Monte Carlo repetitions with customized partitions

Question

Tobias Rieker on 1 Apr 2024 at 5:47

0
Link

Direct link to this question

https://www.mathworks.com/matlabcentral/answers/2101181-monte-carlo-repetitions-with-customized-partitions

Commented: Harald on 4 Apr 2024 at 11:07

k = 5; %number of partitions
c = cvpartition(Labels{2},"KFold", k ,"Stratify",true);
test_idx = test(c,"all");
for ii = 1:5
    %%%% Divide into train and test set via logical indexing (5columns = 5
    %%%% partitions. Label 1 & 3 are always used for testing
    testIndices(:,ii) = logical([ones(numel(Labels{1}),1); test_idx(:,ii); ones(numel(Labels{3}),1)]);
end
c = cvpartition("CustomPartition",testIndices);

I want to customize partitions for cross-validation, but with some of the samples to be tested for in each partition. Is there a way to do it?
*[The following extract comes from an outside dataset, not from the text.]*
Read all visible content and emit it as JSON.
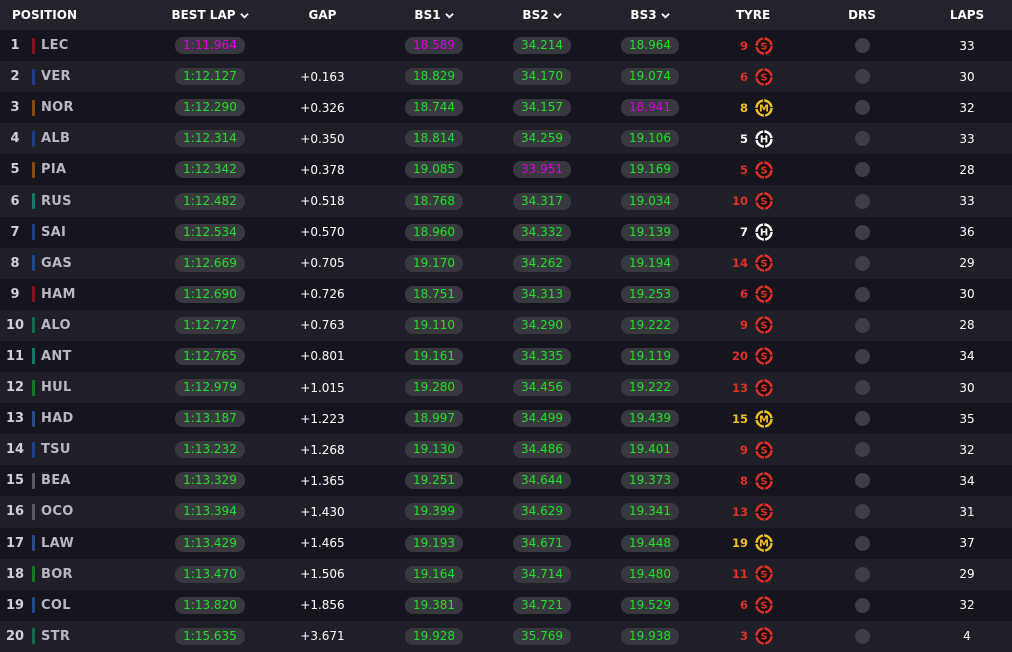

I tried using cvpartition, but I can either customize the partitions and get the Error: "Each observation must be present in one test set."

Or I use monte carlo repetitions which allows for samples to be used more than once as testing set, but then I cant customize the sets anymore.

I'm thankful for any hint.

9 Comments
Show 7 older commentsHide 7 older comments

Tobias Rieker on 3 Apr 2024 at 11:21

Edited: Tobias Rieker on 3 Apr 2024 at 11:24

Open in MATLAB Online

I tried it out, but still doesnt work:

SFS_xtrain is the data to be partioned (KFold = 5) Then every fold the data to be only tested is concatenated (=SFS_xAlwaysIn...)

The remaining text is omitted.